Bild: Leon Hartmann

Zum zweiten Mal startete der Radiosender 1Live dieses Jahr auf Instagram das Meme-Duell zwischen verschiedenen Städten aus Nordrhein-Westfalen. Das hieß für die sechs teilnehmenden führenden Meme-Seiten der ausgewählten Städte: Innerhalb von jeweils 48 Stunden gilt es, unter einem geposteten Meme möglichst viele Kommentare zu sammeln.

Bei dem Wettbewerb gewinnt der Post mit den meisten Kommentaren pro Follower auf der Meme-Seite. Dabei sind dieses Mal Gelsenkirchen, Münster, Bonn, Aachen, Paderborn und Essen.

Es galt zu klären, wer auf Münster folgt, dem Sieger des ersten Meme-Duells von 1Live im vergangenen Jahr.
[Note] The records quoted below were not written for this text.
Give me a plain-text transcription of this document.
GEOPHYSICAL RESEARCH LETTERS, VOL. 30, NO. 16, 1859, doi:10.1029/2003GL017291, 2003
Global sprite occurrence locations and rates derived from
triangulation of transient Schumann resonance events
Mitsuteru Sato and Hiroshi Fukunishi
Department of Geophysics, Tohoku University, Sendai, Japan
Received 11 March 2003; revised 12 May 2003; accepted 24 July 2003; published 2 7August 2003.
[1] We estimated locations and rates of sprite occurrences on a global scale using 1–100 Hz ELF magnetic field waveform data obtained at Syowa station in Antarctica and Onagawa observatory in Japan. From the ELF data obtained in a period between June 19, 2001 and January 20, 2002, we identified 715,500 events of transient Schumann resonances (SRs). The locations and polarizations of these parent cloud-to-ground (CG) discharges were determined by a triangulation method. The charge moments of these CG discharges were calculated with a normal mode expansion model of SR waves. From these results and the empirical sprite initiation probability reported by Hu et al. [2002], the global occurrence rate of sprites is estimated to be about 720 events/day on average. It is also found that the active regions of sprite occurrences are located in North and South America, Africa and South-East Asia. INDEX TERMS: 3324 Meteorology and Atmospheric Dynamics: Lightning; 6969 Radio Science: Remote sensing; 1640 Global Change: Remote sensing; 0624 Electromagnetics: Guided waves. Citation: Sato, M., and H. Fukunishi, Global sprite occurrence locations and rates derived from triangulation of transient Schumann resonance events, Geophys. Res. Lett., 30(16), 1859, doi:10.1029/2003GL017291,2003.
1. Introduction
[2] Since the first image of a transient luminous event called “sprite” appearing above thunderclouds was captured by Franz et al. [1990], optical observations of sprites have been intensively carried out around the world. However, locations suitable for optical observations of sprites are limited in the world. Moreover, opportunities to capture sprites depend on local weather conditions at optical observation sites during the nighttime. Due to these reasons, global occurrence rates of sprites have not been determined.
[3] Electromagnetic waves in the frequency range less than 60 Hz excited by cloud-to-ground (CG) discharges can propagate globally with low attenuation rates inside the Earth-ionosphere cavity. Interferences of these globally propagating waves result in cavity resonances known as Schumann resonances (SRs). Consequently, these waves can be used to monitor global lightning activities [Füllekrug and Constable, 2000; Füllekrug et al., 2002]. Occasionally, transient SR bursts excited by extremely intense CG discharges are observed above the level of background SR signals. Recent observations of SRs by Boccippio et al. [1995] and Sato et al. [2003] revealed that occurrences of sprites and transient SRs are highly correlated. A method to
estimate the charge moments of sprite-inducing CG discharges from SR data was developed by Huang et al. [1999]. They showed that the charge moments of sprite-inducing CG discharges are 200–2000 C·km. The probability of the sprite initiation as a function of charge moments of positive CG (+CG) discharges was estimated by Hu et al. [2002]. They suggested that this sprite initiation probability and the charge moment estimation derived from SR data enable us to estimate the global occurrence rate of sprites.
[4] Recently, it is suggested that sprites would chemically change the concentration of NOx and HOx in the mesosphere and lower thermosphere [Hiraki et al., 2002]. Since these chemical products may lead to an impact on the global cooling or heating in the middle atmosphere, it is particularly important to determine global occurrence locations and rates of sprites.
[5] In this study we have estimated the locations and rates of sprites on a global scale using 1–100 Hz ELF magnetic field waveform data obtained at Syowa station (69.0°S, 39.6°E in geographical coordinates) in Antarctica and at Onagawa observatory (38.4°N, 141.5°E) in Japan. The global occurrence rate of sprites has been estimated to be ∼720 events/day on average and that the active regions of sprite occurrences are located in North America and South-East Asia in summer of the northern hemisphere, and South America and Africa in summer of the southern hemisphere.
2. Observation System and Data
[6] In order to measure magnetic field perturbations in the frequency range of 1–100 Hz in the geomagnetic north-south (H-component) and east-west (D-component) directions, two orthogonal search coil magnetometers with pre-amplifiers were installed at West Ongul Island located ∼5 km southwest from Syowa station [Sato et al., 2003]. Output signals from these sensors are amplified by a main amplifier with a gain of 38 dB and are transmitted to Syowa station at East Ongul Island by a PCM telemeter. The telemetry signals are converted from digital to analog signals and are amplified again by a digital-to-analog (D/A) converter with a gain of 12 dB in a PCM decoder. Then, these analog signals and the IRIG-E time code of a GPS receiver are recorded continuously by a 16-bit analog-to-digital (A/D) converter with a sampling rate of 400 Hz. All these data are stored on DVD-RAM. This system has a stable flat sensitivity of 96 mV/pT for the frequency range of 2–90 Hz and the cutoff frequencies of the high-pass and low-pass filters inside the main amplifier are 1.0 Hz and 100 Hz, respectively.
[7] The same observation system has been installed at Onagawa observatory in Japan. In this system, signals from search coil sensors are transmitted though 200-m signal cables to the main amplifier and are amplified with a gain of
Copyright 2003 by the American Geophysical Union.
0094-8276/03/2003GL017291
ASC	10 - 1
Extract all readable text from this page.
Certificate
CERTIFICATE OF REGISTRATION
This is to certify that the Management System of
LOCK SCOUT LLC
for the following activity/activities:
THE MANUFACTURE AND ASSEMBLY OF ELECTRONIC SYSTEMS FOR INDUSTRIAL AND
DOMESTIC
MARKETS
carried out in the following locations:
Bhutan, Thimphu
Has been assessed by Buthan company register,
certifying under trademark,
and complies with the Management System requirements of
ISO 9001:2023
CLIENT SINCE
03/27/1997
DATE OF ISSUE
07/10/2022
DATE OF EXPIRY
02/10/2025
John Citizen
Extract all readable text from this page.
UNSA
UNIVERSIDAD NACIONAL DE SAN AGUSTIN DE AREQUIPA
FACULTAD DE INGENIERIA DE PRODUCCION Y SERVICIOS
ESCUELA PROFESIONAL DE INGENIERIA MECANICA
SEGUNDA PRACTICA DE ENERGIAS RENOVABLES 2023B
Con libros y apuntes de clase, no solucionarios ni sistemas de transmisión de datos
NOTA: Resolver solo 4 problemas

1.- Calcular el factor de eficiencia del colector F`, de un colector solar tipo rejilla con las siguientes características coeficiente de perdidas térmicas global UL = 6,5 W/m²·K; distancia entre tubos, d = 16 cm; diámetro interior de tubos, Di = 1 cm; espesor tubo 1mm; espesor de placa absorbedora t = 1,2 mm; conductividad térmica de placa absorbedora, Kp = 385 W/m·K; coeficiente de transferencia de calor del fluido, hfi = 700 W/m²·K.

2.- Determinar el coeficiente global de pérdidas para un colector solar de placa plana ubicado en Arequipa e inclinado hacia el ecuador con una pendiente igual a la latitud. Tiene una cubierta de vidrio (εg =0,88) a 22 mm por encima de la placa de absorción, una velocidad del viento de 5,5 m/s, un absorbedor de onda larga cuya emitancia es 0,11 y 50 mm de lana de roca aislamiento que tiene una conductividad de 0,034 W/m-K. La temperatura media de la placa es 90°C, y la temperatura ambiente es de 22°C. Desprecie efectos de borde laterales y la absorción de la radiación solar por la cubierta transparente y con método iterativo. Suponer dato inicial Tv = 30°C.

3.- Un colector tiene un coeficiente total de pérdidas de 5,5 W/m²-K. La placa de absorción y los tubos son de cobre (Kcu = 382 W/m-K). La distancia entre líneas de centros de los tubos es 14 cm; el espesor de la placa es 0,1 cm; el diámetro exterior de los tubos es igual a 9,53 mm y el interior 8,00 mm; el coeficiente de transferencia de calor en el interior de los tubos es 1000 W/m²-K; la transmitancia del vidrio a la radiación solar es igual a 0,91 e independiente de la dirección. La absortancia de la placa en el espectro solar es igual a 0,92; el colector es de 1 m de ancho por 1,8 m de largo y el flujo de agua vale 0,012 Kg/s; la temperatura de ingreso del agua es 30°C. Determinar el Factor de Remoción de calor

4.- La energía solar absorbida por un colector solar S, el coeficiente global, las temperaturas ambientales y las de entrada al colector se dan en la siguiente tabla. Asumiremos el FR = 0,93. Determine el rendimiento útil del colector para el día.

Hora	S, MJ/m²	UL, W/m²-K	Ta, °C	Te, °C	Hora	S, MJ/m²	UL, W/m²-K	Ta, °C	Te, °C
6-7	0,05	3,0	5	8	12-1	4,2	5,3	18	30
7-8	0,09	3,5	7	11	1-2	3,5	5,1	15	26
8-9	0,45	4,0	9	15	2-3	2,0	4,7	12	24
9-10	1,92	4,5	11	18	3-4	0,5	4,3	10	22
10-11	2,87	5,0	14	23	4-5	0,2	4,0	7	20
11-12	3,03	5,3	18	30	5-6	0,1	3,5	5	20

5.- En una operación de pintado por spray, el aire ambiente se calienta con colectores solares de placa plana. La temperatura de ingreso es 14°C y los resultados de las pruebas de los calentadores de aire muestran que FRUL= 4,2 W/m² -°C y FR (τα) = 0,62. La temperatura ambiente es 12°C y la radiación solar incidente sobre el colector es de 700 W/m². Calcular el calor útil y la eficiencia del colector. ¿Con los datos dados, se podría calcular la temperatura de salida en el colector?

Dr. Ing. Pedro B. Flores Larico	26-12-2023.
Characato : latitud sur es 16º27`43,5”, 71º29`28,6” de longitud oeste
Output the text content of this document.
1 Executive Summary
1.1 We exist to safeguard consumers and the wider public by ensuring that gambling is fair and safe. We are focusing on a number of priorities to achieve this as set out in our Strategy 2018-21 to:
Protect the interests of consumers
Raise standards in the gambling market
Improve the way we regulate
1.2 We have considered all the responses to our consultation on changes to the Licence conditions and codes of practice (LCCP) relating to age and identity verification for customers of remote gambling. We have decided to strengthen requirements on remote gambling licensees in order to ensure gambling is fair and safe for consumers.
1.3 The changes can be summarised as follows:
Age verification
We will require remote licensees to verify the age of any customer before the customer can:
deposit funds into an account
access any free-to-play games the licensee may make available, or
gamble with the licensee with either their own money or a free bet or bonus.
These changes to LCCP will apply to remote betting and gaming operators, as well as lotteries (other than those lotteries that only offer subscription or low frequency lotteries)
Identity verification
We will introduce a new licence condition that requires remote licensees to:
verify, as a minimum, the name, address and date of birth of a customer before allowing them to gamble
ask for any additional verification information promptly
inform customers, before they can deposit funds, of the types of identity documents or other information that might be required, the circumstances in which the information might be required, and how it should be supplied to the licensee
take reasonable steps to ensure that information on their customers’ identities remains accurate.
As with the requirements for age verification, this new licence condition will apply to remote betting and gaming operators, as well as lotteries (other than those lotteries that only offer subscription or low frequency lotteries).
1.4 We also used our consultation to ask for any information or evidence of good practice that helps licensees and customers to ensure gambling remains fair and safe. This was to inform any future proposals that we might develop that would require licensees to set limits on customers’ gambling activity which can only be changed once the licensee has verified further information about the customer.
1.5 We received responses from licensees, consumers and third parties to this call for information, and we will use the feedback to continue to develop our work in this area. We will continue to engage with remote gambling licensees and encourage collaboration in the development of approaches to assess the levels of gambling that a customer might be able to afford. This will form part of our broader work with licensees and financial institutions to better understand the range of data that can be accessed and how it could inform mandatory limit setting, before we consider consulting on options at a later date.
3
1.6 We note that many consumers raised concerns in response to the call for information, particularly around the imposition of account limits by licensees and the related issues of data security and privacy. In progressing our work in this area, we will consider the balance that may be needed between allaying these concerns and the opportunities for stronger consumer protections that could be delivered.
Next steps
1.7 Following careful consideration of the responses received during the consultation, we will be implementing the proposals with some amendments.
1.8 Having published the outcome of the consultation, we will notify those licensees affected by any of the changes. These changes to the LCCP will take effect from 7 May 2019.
Wer die Titelverteidigung der Münsteraner Meme-Seite @muenster_dings verhindern wollte, für die hieß es zwei Tage lang so viel in die Tasten zu hauen, wie nur möglich. Denn: Mehrfach kommentieren war ausdrücklich erlaubt. Und das taten unzählige Menschen.

In Essen waren das am Ende die meisten Leute, denn sie holten sich die meisten Kommentare aller 6 sechs Städte. Und nicht nur das: Weil sie sich so ins Zeug legten, holten sie sich einen deutschen Rekord. Der Post zum Meme-Duell ist nun offiziell der am meisten kommentierte deutsche Beitrag aller Zeiten auf Instagram – eine unglaubliche Leistung der Follower:innen von @essendiese, der Essener Meme-Seite. Mit über 21,7 Millionen Kommentaren ließen die Essener:innen den bisherigen Spitzenreiter, einen Post von @bibisbeautypalace mit knapp 16 Millionen Kommentaren, problemlos hinter sich. Der Konzern Meta bestätigte 1Live den Rekord auf Anfrage, für dessen Einstellung sie gerade einmal knapp 40 Stunden gebraucht hatten. Auch weltweit dürften sie damit mindestens in die Top 5 vorgedrungen sein. Laut @essendiese sei man aktuell auf Rang 2 weltweit. Sie erreichten so ein Verhältnis von 169,35 Kommentaren pro Follower:in.

Wie war das möglich?

Eine Rolle spielten dabei sicherlich einige Anreize: Die Sparkasse Essen kündigte etwa an, je nach Platzierung eine hohe Summe Geld an einen guten Zweck zu spenden, für den ersten Platz 100.000, für den zweiten 75.000 und für den dritten 50.000 Euro. @essendiese kündigte zudem mehrere Hundert Liter Freibier in einer Essener Kneipe im Falle eines Sieges an. Der offizielle Instagram-Account der Stadt Essen bot der Meme-Seite zudem an, ihren Account für eine Stunde zu übernehmen, sollten sie fünf Millionen Kommentare erreichen. Die Band Scooter verloste Tickets für ihre Show, Rot-Weiß Essen für Ligaspiele.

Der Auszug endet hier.